La migración fue de SQL Server sobre máquinas virtuales a un stack de PostgreSQL administrado (Supabase), una API en Node.js sobre Google Cloud Run (serverless, escala a demanda y a cero), frontend en Astro con renderizado en el servidor, almacenamiento de medios en Cloudflare R2 y caché en el borde sobre Cloudflare, con reglas de protección frente a tráfico automatizado abusivo. Cada componente escala de forma independiente.

Los resultados

Velocidad y consistencia tanto para los que gestionan estos datos como para los usuarios que lo consumen, mejorando la productividad interna de la empresa y ofreciendo una experiencia mas fluida para los clientes

Siempre online. La plataforma sostiene un 99% de disponibilidad. Las caídas en momentos de alto tráfico dejaron de ser un tema: el sistema resiste volúmenes imprevistos de tráfico sin que la carga del sitio se vea afectada en absoluto.

**Más barato y, sobre todo, con lugar para crecer. **Se eliminaron las licencias de base de datos y los servidores ociosos: el gasto pasó de un costo fijo alto a uno variable y proporcional al uso real. Pero el cambio más importante no es solo el ahorro: es que ahora crecer ya no cuesta una inversión por adelantado. La infraestructura acompaña al proyecto en lugar de ponerle un techo.

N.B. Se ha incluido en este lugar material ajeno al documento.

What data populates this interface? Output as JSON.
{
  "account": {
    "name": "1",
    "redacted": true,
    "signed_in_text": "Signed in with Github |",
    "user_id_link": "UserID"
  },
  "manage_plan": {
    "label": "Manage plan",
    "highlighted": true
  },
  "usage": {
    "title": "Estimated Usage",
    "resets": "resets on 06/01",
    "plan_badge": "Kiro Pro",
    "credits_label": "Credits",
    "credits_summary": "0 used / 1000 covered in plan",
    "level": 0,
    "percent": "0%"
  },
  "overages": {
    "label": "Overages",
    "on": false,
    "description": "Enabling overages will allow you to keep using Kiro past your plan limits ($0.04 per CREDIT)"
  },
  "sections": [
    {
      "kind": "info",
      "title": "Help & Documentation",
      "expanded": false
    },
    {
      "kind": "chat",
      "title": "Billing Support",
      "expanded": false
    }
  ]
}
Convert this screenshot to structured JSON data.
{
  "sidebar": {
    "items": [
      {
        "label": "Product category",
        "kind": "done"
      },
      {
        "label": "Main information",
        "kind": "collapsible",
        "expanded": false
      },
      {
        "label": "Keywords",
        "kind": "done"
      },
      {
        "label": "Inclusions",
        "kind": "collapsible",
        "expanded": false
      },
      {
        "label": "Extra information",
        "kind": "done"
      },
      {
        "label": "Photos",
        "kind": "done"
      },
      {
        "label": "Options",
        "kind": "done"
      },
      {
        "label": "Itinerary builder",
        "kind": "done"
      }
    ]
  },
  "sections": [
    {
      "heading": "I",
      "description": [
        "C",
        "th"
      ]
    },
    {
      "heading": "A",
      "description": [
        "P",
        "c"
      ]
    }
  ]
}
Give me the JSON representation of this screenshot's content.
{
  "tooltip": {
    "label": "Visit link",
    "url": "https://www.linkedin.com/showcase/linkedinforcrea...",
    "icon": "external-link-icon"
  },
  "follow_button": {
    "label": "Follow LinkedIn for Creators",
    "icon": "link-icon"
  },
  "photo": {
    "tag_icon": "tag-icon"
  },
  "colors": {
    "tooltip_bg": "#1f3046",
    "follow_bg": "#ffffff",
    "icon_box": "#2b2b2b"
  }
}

El archivo, intacto. Se migraron más de 20 años de información histórica. Nada quedó en el camino.

La lección para quien está evaluando lo mismo

Cambiar un sistema que “todavía funciona” da miedo, sobre todo cuando lleva años de historia encima. Pero seguir sosteniendo una infraestructura cara y rígida también tiene un costo: el que se paga todos los meses, y el de no poder crecer cuando llega la oportunidad.

La buena noticia es que migrar no obliga a elegir entre el pasado y el futuro. Se puede pasar a tecnología moderna, más económica y que escala sola, sin perder nada de lo construido. Eso fue exactamente lo que hicimos con Rugby Champagne, el banco de datos de rugby más importante de la Argentina.